Teori Resepsi Kembali Ke Sistem Hukum Indonesia
![]() |
Penulis adalah Ketua Pembina Adat Sumatera Selatan |
Opini Oleh: Albar Sentosa Subari*)
JENDELAKITA.MY.ID - Istilah
Resepsi di zaman kolonial maupun awal pasca kemerdekaan sangatlah populer di
kalangan studi ilmu hukum.
Sekedar mengingatkan bahwa teori Resepsi mengalami Pase
perkembangan setidak tidaknya ada 3 phase makna.
Pertama teori Resepsi dicetuskan oleh sarjana Belanda
bernama Prof. Van Keyzer dan Prof. Van den Bosch. Yang mengatakan bahwa hukum
adat suatu masyarakat yang beragama Islam akan sama seperti hukum agama
masyarakat tersebut ( teori ini disebut teori receptio in complektio).
Di masa itu sedang populer penelitian tentang hukum adat.
Prof. Van den Bosch akhirnya menemukan kompilasi tentang hukum adat yang di
Sumatera Selatan di sebut Simbur Cahaya.
Kedua, teori Resepsi yang menentang teori Resepsi yang
disampaikan oleh Prof. Van Keyzer dan Prof Van den Bosch.

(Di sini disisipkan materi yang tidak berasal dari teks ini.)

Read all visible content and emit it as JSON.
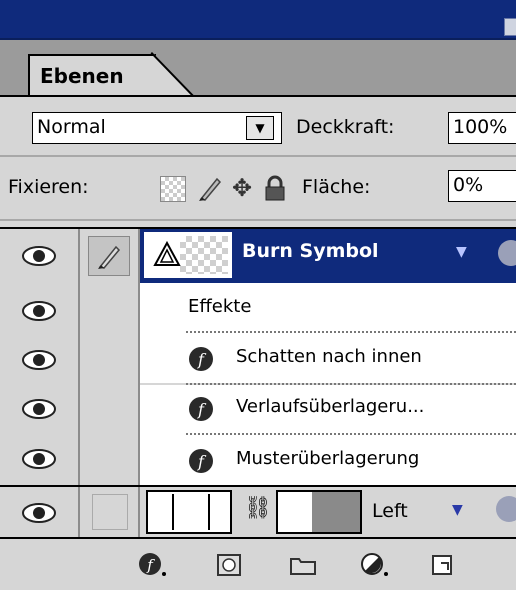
{
  "palette": {
    "tab_label": "Ebenen",
    "blend_mode": {
      "value": "Normal",
      "dropdown_glyph": "▼"
    },
    "opacity": {
      "label": "Deckkraft:",
      "value": "100%"
    },
    "lock": {
      "label": "Fixieren:",
      "icons": [
        "lock-transparency-icon",
        "lock-image-icon",
        "lock-position-icon",
        "lock-all-icon"
      ]
    },
    "fill": {
      "label": "Fläche:",
      "value": "0%"
    },
    "colors": {
      "title_bar": "#0f2a7c",
      "selected_row": "#0f2a7c",
      "panel": "#d6d6d6"
    }
  },
  "layers": [
    {
      "name": "Burn Symbol",
      "selected": true,
      "effects_label": "Effekte",
      "effects": [
        {
          "name": "Schatten nach innen"
        },
        {
          "name": "Verlaufsüberlageru..."
        },
        {
          "name": "Musterüberlagerung"
        }
      ]
    },
    {
      "name": "Left",
      "selected": false
    }
  ],
  "toolbar": {
    "buttons": [
      "layer-style-icon",
      "layer-mask-icon",
      "new-set-icon",
      "adjustment-layer-icon",
      "new-layer-icon"
    ]
  }
}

Adalah teori dari Prof. Snouck Hurgronje juga berkebangsaan
Belanda yang mengatakan bahwa yang benar adalah Hukum agama/Islam baru diterima
atau berlaku setelah diresepsi oleh Hukum Adat (Teori kedua ini disebut teori
receptio).
Ketiga, dari kedua pendapat tersebut lahirlah Teori dari
Prof Hazairin guru besar hukum adat dan hukum Islam di Fakultas Hukum
Universitas Indonesia, bersama sama dengan Sayuti Thalib, SH, mengeluarkan buku
berjudul Reseptio a contrario, bahwa mengatakan hukum adat itu baru berlaku
setelah diresepsi oleh Hukum agama/Islam.
Sehingga beliau menggunakan istilah " teori iblis
" untuk membantah teorinya Snouck Hurgronje tersebut.
Kembali ke fokus tulisan kita apa yang dimaksudkan dengan
Teori Resepsi kembali ke sistem hukum Indonesia.
Di sini penulis secara kajian teori mengatakan bahwa teori
Resepsi tersebut lahir kembali namun pokok bahasan menyangkut hukum adat (hukum
yang hidup dalam masyarakat) dengan hukum negara/tertulis.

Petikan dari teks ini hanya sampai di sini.